Table 4 Shows the cluster means for ten quantitative traits, which reveals significant differences among the clusters for most of the traits. Clusters X and I exhibited early flowering genotypes at 49 and 51 days, respectively, while cluster VI had delayed flowering genotypes at 71 days. The height of plants in cluster XII was relatively tall at 108.3 cm, while plants in cluster III were short at 42.25 cm. Cluster IX had the least number of productive tillers per plant at 2, whereas cluster X had the most at 6.67. Panicle length was highest in cluster XII at 44.67 cm and lowest in cluster XIII at 16.23 cm. The maximum flag leaf length was recorded in cluster VIII at 35.83 cm, while cluster XI had the lowest at 14.0 cm. Flag leaf breadth was highest in cluster VIII at 1.03 cm and lowest in cluster X at 0.43 cm. Cluster IX had the highest number of nodes, whereas cluster XIII had the least at 3.67. Highest peduncle length was recorded about 14.00 cm in cluster XII and lowest peduncle length recorded about 7.65 cm in cluster III. Cluster VII had the highest dry fodder yield at 16.15 g, while cluster XIII had the lowest dry fodder yield at 1.50 g.

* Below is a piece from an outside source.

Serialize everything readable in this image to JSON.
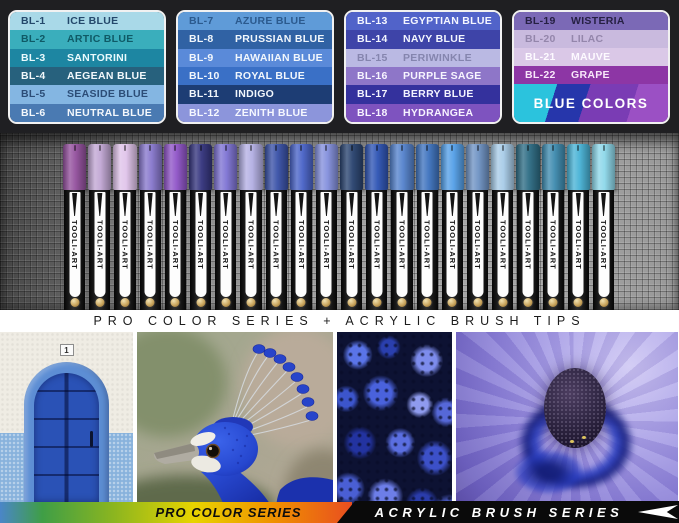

Cluster XI showed a high single plant grain yield (g) at 9.85 g, while cluster XII had a low single plant grain yield at 0.68 g. This suggests that the genotypes within these clusters could be selectively utilized to improve specific traits in plant breeding programs [
Devaliya et al., (2017),
Patel et al., (2018) and
Shanmugam et al., (2023)].
The genotype LMV-543 from cluster XI, which has a high yield, can be used in crop improvement programs. Another genotype, 7008 from cluster XII, exhibited early flowering and could serve as a valuable resource for future breeding programs aimed at producing early maturing varieties. Additionally, the dwarf genotype 7008 can be utilized in the development of non-lodging, dwarf little millet varieties. These findings demonstrate that there is sufficient genetic diversity among little millet accessions for further use in breeding programs. The genotypes identified as highly diverse in this study may be particularly valuable for exploitation in future breeding efforts focused on little millet.